Ma lo “stile di Dio” è un altro: Lui «non strumentalizza i nostri bisogni, non usa mai le nostre debolezze per accrescere se stesso – ha proseguito Francesco -. Non vuole sedurci con l’inganno e non vuole distribuire gioie a buon mercato. A Lui non interessano le folle oceaniche. Non ha il culto dei numeri, non cerca il consenso, non è un idolatra del successo personale». Il Papa ha anche ammonito chi, anche «fra i cristiani», segue Gesù per ragioni «mondane. Dietro una perfetta apparenza religiosa – le parole di Bergoglio – si può nascondere la mera soddisfazione dei propri bisogni, la ricerca del prestigio personale, il desiderio di avere un ruolo, di tenere le cose sotto controllo, la brama di occupare spazi e di ottenere privilegi, l’aspirazione a ricevere riconoscimenti e altro ancora».
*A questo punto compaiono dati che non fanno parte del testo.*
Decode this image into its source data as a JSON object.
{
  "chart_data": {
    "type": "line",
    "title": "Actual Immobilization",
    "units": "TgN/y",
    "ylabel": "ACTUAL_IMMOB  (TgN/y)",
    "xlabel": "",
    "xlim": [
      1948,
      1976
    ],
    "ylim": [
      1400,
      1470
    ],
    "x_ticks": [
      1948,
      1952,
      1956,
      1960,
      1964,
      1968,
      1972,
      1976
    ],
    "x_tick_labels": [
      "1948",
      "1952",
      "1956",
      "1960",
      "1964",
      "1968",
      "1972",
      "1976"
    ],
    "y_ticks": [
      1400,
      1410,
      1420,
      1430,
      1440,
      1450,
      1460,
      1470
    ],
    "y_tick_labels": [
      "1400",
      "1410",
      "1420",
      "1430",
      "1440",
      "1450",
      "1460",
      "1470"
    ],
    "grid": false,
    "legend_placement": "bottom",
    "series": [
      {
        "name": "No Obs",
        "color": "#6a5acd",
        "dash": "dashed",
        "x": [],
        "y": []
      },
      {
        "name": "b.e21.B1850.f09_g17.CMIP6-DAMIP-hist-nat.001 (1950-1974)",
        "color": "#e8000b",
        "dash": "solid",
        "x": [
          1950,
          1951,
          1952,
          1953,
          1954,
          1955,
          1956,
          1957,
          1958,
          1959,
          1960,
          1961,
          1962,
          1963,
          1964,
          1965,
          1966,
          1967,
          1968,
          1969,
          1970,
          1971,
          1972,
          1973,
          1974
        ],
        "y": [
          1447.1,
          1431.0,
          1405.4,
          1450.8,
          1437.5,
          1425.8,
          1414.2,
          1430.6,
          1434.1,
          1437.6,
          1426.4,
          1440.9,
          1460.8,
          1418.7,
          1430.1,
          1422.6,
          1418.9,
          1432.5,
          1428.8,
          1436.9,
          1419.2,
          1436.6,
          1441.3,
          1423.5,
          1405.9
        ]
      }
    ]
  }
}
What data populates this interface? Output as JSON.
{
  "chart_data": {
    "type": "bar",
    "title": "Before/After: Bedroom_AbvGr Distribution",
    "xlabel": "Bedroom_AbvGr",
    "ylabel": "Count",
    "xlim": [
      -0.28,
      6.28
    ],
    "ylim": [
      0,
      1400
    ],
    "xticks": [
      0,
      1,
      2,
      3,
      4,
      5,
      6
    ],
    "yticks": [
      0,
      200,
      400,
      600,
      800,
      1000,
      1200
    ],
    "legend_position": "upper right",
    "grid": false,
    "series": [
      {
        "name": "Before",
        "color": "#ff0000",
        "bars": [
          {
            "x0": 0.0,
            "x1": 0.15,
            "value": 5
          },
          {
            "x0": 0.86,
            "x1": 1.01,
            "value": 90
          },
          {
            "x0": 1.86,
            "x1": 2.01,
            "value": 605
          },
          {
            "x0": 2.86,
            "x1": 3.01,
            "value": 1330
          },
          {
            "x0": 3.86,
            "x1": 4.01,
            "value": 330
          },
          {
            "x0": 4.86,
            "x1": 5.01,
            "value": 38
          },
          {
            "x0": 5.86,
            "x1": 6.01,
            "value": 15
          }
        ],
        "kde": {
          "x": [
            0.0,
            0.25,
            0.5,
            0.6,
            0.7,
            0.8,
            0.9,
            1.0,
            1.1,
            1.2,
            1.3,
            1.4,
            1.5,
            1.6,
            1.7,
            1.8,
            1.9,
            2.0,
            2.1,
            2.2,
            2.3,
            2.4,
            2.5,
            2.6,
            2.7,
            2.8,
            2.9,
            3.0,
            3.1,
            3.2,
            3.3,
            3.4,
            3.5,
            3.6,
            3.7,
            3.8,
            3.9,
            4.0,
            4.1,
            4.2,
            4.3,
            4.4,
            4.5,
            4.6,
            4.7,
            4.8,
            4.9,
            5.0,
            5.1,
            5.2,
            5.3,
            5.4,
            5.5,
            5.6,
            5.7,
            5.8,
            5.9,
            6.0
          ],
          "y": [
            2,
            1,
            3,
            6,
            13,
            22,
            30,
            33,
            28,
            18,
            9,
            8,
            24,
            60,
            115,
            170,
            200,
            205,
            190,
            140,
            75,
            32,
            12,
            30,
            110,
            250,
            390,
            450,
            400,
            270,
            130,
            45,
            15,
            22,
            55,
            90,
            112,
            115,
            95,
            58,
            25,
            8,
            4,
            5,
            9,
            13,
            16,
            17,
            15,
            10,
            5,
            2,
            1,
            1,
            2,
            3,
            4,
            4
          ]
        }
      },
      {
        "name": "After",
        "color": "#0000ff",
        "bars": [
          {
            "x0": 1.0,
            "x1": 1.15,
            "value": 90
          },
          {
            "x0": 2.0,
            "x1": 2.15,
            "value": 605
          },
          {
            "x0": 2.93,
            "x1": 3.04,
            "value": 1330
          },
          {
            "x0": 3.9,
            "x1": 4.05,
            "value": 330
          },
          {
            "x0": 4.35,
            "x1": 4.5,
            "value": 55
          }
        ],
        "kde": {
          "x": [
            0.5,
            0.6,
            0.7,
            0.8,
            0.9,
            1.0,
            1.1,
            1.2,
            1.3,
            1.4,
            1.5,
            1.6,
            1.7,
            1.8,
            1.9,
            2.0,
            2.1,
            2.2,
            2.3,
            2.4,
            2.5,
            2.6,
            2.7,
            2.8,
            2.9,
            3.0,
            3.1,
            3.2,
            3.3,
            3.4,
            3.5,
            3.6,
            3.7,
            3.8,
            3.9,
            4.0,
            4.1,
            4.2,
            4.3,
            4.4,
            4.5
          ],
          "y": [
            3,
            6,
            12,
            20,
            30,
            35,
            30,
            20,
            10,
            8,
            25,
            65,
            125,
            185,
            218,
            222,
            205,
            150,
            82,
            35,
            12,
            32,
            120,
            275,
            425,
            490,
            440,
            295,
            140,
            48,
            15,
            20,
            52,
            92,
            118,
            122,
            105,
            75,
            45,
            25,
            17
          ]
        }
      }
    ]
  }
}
Seguire davvero Cristo significa «imparare l’amore, attingerlo dal Crocifisso» ha proseguito Francesco citando Papa Luciani, per il quale «siamo oggetto da parte di Dio di un amore intramontabile». E sempre citando il suo predecessore, ha spiegato che bisogna amare sempre «anche se costa la croce del sacrificio, del silenzio, dell’incomprensione, della solitudine, dell’essere ostacolati e perseguitati. Amare così, anche a questo prezzo, perché – diceva ancora il beato Giovanni Paolo I – se vuoi baciare Gesù crocifisso “non puoi fare a meno di piegarti sulla croce e lasciarti pungere da qualche spina della corona, che è sul capo del Signore”».

Al termine della Messa, durante la preghiera dell’Angelus, Francesco è tornato a chiedere l’intercessione della Vergine Maria «perché ottenga il dono della pace in tutto il mondo, specialmente nella martoriata Ucraina».